Publicado 12 de Julho de 2016 - 5h30

O grande fato político desta semana é o processo de eleição do novo presidente da Câmara dos Deputados, depois da renúncia de Eduardo Cunha (PMDB-RJ). Como é de praxe em Brasília, não ficam muito claras as mudanças protagonizadas pelo governo federal e parlamentares, sempre envolvidos em intrincados jogos que fogem à percepção de quem não acompanha profundamente a rotina determinada nos bastidores do poder. Longe de ser desistência diante de um aparente inexorável processo de cassação, Cunha ainda tenta os últimos movimentos para se livrar do jugo de seus pares que votarão o seu destino político.

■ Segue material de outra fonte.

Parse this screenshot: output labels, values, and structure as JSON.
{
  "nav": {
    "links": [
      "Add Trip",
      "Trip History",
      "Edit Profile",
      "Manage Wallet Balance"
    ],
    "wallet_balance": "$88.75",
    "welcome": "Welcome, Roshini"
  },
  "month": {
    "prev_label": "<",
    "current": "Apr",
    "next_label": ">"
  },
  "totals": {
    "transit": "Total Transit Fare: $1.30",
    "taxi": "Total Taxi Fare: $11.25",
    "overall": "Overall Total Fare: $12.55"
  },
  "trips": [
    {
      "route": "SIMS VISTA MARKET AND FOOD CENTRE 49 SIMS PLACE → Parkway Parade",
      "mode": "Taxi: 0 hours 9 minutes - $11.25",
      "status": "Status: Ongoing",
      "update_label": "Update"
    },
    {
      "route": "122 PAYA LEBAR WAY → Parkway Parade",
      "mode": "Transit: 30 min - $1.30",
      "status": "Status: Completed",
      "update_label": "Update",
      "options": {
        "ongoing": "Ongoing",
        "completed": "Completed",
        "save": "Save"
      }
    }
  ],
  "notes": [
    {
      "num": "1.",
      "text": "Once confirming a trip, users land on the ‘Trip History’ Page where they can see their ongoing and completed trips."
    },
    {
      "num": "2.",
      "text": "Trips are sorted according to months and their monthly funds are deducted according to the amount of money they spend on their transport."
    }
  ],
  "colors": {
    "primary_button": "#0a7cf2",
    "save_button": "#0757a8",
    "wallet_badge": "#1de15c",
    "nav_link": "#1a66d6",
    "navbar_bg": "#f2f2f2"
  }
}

Aberta essa lacuna, é o momento de se atentar para qual será a nova composição do Congresso, com a ocupação da segunda cadeira na linha de sucessão da Presidência. A passagem desastrosa de Waldir Maranhão (PP-MA) serviu para que se preste atenção nesse processo de seleção, afinal, ninguém deseja reeditar o erro de eleger outro Severino Cavalcanti. Há a expectativa de todos os lados: o presidente interino Michel Temer depende de manter uma liderança confiável na Câmara para lograr o agendamento de votação das medidas de ajuste necessárias para a consecução de seu plano econômico; a presidente Dilma Rousseff sabe que o seu destino está nas mãos do Senado Federal, mas existem ainda muitas pendências em sua luta pela sobrevivência política, que dependem de ter alguma sustentação na Câmara; o Congresso como um todo tem a oportunidade de reconstruir parte da sua imagem ruída com tantos escândalos, elegendo um nome de consenso que sinalize para a sociedade, e os eleitores em particular, sua disposição em promover mudanças.

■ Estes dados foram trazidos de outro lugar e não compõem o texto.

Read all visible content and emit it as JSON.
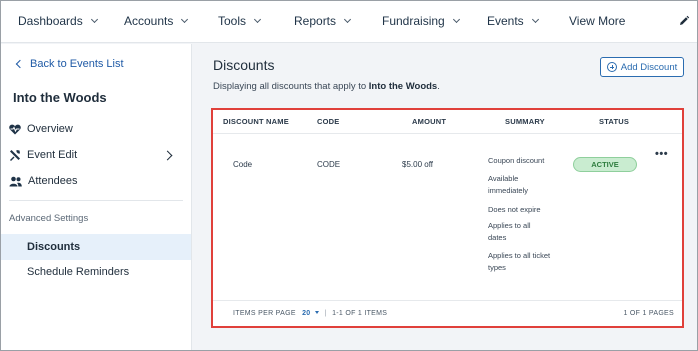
{
  "nav": {
    "items": [
      {
        "label": "Dashboards",
        "dropdown": true
      },
      {
        "label": "Accounts",
        "dropdown": true
      },
      {
        "label": "Tools",
        "dropdown": true
      },
      {
        "label": "Reports",
        "dropdown": true
      },
      {
        "label": "Fundraising",
        "dropdown": true
      },
      {
        "label": "Events",
        "dropdown": true
      },
      {
        "label": "View More",
        "dropdown": false
      }
    ],
    "edit_icon": "pencil-icon"
  },
  "sidebar": {
    "back_label": "Back to Events List",
    "event_title": "Into the Woods",
    "items": [
      {
        "label": "Overview",
        "icon": "heart-pulse-icon"
      },
      {
        "label": "Event Edit",
        "icon": "tools-icon"
      },
      {
        "label": "Attendees",
        "icon": "people-icon"
      }
    ],
    "section_label": "Advanced Settings",
    "sub_items": [
      {
        "label": "Discounts",
        "active": true
      },
      {
        "label": "Schedule Reminders",
        "active": false
      }
    ]
  },
  "main": {
    "title": "Discounts",
    "subtitle_prefix": "Displaying all discounts that apply to ",
    "subtitle_event": "Into the Woods",
    "subtitle_suffix": ".",
    "add_button": "Add Discount"
  },
  "table": {
    "headers": [
      "DISCOUNT NAME",
      "CODE",
      "AMOUNT",
      "SUMMARY",
      "STATUS"
    ],
    "rows": [
      {
        "name": "Code",
        "code": "CODE",
        "amount": "$5.00 off",
        "summary": [
          "Coupon discount",
          "Available",
          "immediately",
          "Does not expire",
          "Applies to all",
          "dates",
          "Applies to all ticket",
          "types"
        ],
        "status": "ACTIVE"
      }
    ],
    "more_label": "•••",
    "footer": {
      "per_page_label": "ITEMS PER PAGE",
      "per_page_value": "20",
      "range": "1-1 OF 1 ITEMS",
      "pages": "1 OF 1 PAGES"
    }
  },
  "colors": {
    "accent": "#2b6cb0",
    "highlight": "#e0403a",
    "active_badge": "#c9ecd0"
  }
}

Mas, se os sinais não são claros, as perspectivas não são animadoras. Sujeita a muitas variações e surpresas, a eleição prevista para amanhã começou a semana com sete candidatos, quatro dos quais apresentam de antemão pendências com a Justiça ou estão no alvo da Lava Jato. Nenhuma surpresa, portanto, sabendo-se que o futuro presidente da Câmara Federal sairá de um grupo que representa o pior da sociedade brasileira e tem dado mostras de um falso corporativismo, via de regra pautado por interesses particulares ou esquemas de corrupção. De sobra, ainda tem os interesses escusos do próprio Cunha, que espera garantir um mínimo de compadrio com seus pares, para ao menos dificultar o caminho do cadafalso político. Enquanto isso, os interesses nacionais verdadeiros esperam o momento de protagonismo e o início da verdadeira faxina cívica.